ZiPhone 2.2 on the Mac

ZiPhone 2.2 on the Mac

Could I have gone straight to 1.1.3? Possibly, but being a cautious fellow, I did both. The firmware downloads comes straight from Apple - you can find links to the files here.

Zibri's site has links to download his command-line utility, along with a GUI version for Mac OS X 10.5 Leopard - but not earlier versions of the OS. I downloaded it and, having quit iTunes and its Helper application, ran it.

My iPhone's an older model, so I couldn't unlock it using ZiPhone, so I just selected the Activation and Jailbreak options. These allow me to use the handset essentially as an iPod and to download and run third-party apps. It did it's stuff and I had a usable iPhone in a few minutes.

Basically, if an iPhone came with 1.1.2 or 1.1.3, it can have ZiPhone activate, jailbreak and unlock it. If it came with 1.0.1, 1.0.2 or 1.1.1, you can only use ZiPhone to activate and jailbreak. You need to check your iPhone's serial number to see which of these two approaches is best - check out the tutorials linked to in this article for more details.

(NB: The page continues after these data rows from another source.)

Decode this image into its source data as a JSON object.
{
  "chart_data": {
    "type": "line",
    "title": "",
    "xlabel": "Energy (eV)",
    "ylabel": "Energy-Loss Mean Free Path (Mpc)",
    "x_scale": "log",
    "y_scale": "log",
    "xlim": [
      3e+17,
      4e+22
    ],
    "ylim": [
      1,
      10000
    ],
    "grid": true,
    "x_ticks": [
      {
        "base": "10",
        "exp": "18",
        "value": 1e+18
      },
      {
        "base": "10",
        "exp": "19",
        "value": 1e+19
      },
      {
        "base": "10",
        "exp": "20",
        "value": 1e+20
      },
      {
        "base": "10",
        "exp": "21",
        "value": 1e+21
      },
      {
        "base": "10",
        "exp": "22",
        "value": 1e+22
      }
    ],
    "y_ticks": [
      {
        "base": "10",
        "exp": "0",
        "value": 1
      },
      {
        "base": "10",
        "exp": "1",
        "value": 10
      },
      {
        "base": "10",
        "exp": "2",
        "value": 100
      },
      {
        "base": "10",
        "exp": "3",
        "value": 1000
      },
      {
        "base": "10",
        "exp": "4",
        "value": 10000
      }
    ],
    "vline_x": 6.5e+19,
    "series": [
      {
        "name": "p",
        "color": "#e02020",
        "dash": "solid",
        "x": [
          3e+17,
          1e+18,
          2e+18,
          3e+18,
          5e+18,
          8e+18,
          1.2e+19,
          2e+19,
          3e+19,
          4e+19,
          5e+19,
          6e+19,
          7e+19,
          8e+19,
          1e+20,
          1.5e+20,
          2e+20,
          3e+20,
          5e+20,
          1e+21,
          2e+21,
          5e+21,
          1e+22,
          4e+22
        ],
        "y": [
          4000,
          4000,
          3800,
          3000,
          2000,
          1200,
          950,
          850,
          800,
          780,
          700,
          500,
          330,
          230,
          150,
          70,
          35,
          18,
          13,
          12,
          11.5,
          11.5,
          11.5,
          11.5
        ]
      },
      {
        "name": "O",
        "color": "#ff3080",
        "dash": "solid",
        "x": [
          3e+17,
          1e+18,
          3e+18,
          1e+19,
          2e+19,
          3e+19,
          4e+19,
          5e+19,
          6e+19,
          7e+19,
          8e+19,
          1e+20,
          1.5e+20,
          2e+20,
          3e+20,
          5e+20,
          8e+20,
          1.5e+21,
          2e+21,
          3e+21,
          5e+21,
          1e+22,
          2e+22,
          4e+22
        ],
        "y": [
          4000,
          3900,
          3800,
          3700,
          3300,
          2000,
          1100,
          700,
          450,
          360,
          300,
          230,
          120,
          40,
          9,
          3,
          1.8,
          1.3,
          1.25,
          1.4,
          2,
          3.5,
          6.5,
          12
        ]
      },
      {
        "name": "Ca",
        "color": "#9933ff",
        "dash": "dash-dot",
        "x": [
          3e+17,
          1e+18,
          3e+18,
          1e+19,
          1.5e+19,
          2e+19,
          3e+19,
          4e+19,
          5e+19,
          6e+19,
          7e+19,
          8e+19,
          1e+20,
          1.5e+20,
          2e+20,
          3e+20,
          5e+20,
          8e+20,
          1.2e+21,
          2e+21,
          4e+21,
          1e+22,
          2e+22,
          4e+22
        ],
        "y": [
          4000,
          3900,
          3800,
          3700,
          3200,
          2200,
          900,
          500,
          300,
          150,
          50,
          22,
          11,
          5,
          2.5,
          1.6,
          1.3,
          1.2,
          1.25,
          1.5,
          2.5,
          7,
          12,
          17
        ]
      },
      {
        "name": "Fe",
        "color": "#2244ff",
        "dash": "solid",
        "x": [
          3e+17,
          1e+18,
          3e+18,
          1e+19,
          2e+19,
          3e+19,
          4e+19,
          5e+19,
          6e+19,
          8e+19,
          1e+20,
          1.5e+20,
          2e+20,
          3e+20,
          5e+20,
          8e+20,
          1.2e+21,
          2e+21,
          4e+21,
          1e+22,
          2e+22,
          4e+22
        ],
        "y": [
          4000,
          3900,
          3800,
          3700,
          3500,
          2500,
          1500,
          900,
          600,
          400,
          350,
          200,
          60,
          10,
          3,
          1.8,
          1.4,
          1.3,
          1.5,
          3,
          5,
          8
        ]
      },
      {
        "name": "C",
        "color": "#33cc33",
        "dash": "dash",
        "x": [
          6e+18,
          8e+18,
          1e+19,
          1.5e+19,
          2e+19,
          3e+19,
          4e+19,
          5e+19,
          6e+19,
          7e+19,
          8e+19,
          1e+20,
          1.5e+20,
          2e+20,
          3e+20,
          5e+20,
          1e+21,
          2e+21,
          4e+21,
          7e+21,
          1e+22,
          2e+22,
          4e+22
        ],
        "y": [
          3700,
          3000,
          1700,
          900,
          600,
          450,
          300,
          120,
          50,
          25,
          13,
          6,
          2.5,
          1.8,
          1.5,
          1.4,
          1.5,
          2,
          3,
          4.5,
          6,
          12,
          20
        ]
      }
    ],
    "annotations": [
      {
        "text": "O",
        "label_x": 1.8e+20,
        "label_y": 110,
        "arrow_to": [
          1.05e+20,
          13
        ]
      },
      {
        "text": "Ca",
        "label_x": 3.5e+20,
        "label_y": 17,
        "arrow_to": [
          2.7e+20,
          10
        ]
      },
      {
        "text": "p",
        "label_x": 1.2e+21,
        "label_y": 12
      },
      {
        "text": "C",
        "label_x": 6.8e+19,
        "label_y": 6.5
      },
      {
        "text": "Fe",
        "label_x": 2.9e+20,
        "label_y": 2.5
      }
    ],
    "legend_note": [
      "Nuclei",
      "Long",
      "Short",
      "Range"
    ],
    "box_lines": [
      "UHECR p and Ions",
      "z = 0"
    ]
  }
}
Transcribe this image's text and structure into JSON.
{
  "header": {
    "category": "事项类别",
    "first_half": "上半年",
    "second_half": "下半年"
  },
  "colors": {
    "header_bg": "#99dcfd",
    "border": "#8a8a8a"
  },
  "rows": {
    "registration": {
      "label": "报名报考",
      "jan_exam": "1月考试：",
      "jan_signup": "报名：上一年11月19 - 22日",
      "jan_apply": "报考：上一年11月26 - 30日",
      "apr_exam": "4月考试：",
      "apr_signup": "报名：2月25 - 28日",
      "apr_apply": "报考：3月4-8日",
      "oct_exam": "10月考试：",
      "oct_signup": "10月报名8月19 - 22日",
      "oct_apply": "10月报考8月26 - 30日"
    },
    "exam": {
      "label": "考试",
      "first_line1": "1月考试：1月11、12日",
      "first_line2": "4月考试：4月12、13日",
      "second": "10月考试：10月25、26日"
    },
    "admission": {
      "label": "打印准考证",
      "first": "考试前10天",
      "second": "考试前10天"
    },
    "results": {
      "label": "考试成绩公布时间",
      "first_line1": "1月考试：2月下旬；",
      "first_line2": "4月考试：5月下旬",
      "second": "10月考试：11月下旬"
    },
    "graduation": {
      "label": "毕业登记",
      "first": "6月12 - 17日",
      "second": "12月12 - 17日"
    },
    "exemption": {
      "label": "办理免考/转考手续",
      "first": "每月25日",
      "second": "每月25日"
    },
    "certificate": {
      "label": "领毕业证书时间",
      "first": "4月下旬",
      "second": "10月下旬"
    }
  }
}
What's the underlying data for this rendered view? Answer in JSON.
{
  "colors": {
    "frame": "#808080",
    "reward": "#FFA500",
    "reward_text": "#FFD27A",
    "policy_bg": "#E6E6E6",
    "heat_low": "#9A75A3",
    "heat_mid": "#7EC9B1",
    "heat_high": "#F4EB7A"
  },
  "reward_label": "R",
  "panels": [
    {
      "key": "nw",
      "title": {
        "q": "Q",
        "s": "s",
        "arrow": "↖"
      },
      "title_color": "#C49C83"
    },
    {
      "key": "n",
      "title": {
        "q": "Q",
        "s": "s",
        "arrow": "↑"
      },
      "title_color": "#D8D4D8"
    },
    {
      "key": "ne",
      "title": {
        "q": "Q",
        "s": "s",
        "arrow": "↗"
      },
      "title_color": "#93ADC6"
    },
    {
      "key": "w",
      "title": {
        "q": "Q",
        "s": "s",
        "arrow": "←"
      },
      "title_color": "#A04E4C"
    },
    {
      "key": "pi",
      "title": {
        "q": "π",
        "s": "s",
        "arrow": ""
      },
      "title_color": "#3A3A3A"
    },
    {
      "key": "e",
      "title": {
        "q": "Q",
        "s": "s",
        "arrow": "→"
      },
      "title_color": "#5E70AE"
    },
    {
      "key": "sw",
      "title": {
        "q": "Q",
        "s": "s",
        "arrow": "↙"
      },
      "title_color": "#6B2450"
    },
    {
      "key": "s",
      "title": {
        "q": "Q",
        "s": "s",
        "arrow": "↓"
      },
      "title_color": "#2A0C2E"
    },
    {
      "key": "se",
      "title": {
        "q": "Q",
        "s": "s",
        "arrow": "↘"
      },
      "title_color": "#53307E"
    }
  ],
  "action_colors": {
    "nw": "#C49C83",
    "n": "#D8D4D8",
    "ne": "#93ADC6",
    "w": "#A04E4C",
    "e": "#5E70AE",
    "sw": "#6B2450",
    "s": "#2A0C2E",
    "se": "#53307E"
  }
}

ZiPhone auto-installs the popular Installer app. From that, I selected and installed the BSD Subsystem option - a stack of Unix utilities - and the unlocking tool AnySIM 1.1.3. AnySIM takes a short time to run, which has to be done with the phone in Airplane mode, but when it was finished I had a working, unlocked iPhone connected - coincidentally, since I bought my iPhone in the US - to the O2 network.

Top marks, then to Zibri and to Frederik at Unlock.no for making the process as painless as it was. Thanks to the ModMyiPhone site for instructions on using ZiPhone on a Mac. There's a slightly more basic, Windows-oriented version on HowardForums here.